Kalee George, who played the tailor and the fairy on the show, thinks that the fact that audiences can easily relate to the themes in “A Midsummer Night’s Dream” makes the play a classic.
“It has such universal themes of the frivolity of love. And everyone knows what it’s like to be in love with someone but they don’t love you back,” George said. “And how love can make us do very stupid and stupid things.”
Like all of Shakespeare’s other plays, A Midsummer Night’s Dream is filled with early modern English that can be very difficult to speak. George said learning Shakespeare is like learning any other language.

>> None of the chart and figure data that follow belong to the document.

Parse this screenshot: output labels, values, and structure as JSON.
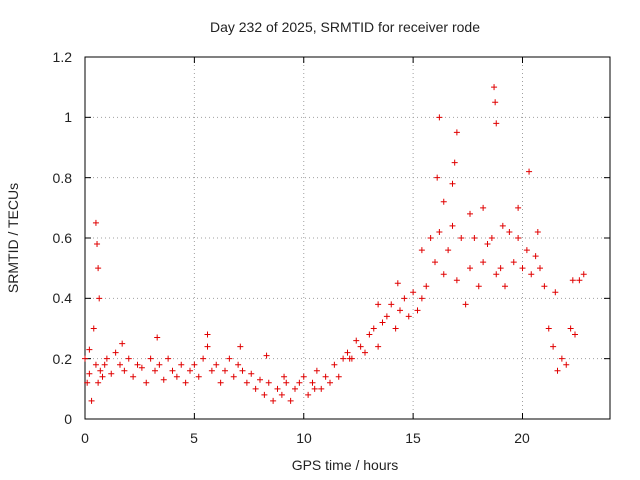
{
  "chart_data": {
    "type": "scatter",
    "title": "Day 232 of 2025, SRMTID for receiver rode",
    "xlabel": "GPS time / hours",
    "ylabel": "SRMTID / TECUs",
    "xlim": [
      0,
      24
    ],
    "ylim": [
      0,
      1.2
    ],
    "xticks": [
      0,
      5,
      10,
      15,
      20
    ],
    "xtick_labels": [
      "0",
      "5",
      "10",
      "15",
      "20"
    ],
    "yticks": [
      0,
      0.2,
      0.4,
      0.6,
      0.8,
      1.0,
      1.2
    ],
    "ytick_labels": [
      "0",
      "0.2",
      "0.4",
      "0.6",
      "0.8",
      "1",
      "1.2"
    ],
    "grid": true,
    "marker": "+",
    "marker_color": "#e00000",
    "series": [
      {
        "name": "SRMTID",
        "x": [
          0.0,
          0.1,
          0.2,
          0.3,
          0.4,
          0.5,
          0.6,
          0.7,
          0.8,
          0.9,
          1.0,
          1.2,
          1.4,
          1.6,
          1.8,
          2.0,
          2.2,
          2.4,
          2.6,
          2.8,
          3.0,
          3.2,
          3.4,
          3.6,
          3.8,
          4.0,
          4.2,
          4.4,
          4.6,
          4.8,
          5.0,
          5.2,
          5.4,
          5.6,
          5.8,
          6.0,
          6.2,
          6.4,
          6.6,
          6.8,
          7.0,
          7.2,
          7.4,
          7.6,
          7.8,
          8.0,
          8.2,
          8.4,
          8.6,
          8.8,
          9.0,
          9.2,
          9.4,
          9.6,
          9.8,
          10.0,
          10.2,
          10.4,
          10.6,
          10.8,
          11.0,
          11.2,
          11.4,
          11.6,
          11.8,
          12.0,
          12.2,
          12.4,
          12.6,
          12.8,
          13.0,
          13.2,
          13.4,
          13.6,
          13.8,
          14.0,
          14.2,
          14.4,
          14.6,
          14.8,
          15.0,
          15.2,
          15.4,
          15.6,
          15.8,
          16.0,
          16.2,
          16.4,
          16.6,
          16.8,
          17.0,
          17.2,
          17.4,
          17.6,
          17.8,
          18.0,
          18.2,
          18.4,
          18.6,
          18.8,
          19.0,
          19.2,
          19.4,
          19.6,
          19.8,
          20.0,
          20.2,
          20.4,
          20.6,
          20.8,
          21.0,
          21.2,
          21.4,
          21.6,
          21.8,
          22.0,
          22.2,
          22.4,
          22.6,
          22.8,
          0.5,
          0.55,
          0.6,
          0.65,
          16.1,
          16.2,
          16.8,
          16.9,
          17.0,
          18.7,
          18.75,
          18.8,
          20.3,
          0.2,
          1.7,
          3.3,
          5.6,
          7.1,
          8.3,
          9.1,
          10.5,
          12.1,
          13.4,
          14.3,
          15.4,
          16.4,
          17.6,
          18.2,
          19.1,
          19.8,
          20.7,
          21.5,
          22.3
        ],
        "y": [
          0.2,
          0.12,
          0.15,
          0.06,
          0.3,
          0.18,
          0.12,
          0.16,
          0.14,
          0.18,
          0.2,
          0.15,
          0.22,
          0.18,
          0.16,
          0.2,
          0.14,
          0.18,
          0.17,
          0.12,
          0.2,
          0.16,
          0.18,
          0.13,
          0.2,
          0.16,
          0.14,
          0.18,
          0.12,
          0.16,
          0.18,
          0.14,
          0.2,
          0.24,
          0.16,
          0.18,
          0.12,
          0.16,
          0.2,
          0.14,
          0.18,
          0.16,
          0.12,
          0.15,
          0.1,
          0.13,
          0.08,
          0.12,
          0.06,
          0.1,
          0.08,
          0.12,
          0.06,
          0.1,
          0.12,
          0.14,
          0.08,
          0.12,
          0.16,
          0.1,
          0.14,
          0.12,
          0.18,
          0.14,
          0.2,
          0.22,
          0.2,
          0.26,
          0.24,
          0.22,
          0.28,
          0.3,
          0.24,
          0.32,
          0.34,
          0.38,
          0.3,
          0.36,
          0.4,
          0.34,
          0.42,
          0.36,
          0.4,
          0.44,
          0.6,
          0.52,
          0.62,
          0.48,
          0.56,
          0.64,
          0.46,
          0.6,
          0.38,
          0.5,
          0.6,
          0.44,
          0.52,
          0.58,
          0.6,
          0.48,
          0.5,
          0.44,
          0.62,
          0.52,
          0.6,
          0.5,
          0.56,
          0.48,
          0.54,
          0.5,
          0.44,
          0.3,
          0.24,
          0.16,
          0.2,
          0.18,
          0.3,
          0.28,
          0.46,
          0.48,
          0.65,
          0.58,
          0.5,
          0.4,
          0.8,
          1.0,
          0.78,
          0.85,
          0.95,
          1.1,
          1.05,
          0.98,
          0.82,
          0.23,
          0.25,
          0.27,
          0.28,
          0.24,
          0.21,
          0.14,
          0.1,
          0.2,
          0.38,
          0.45,
          0.56,
          0.72,
          0.68,
          0.7,
          0.64,
          0.7,
          0.62,
          0.42,
          0.46
        ]
      }
    ]
  }
}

After years of familiarizing herself with Shakespeare’s work, since performing her first Shakespearean monologue, George said she was anxious to understand a character.

“[The challenging part] would just be figuring out how these characters fit together. Because everyone can come up with their own idea of who their character is,” George said. “But if it doesn’t quite fit with the rest of the group, you’ll have to find another way to do that.”
George also said that it’s important for the actors to fit their roles and fit into the group, and she’s the perfect character for both of them.
“You could be the perfect piece for a unicorn puzzle piece or you could be beautiful, glittery, colorful, but they make a puzzle out of a seal. And that’s why you just don’t quite fit into this puzzle. But you’re a great unicorn puzzle piece, you just have to find the one that suits you,” George said. “And I think I fit in well with that direct vision and with the other people in the cast.”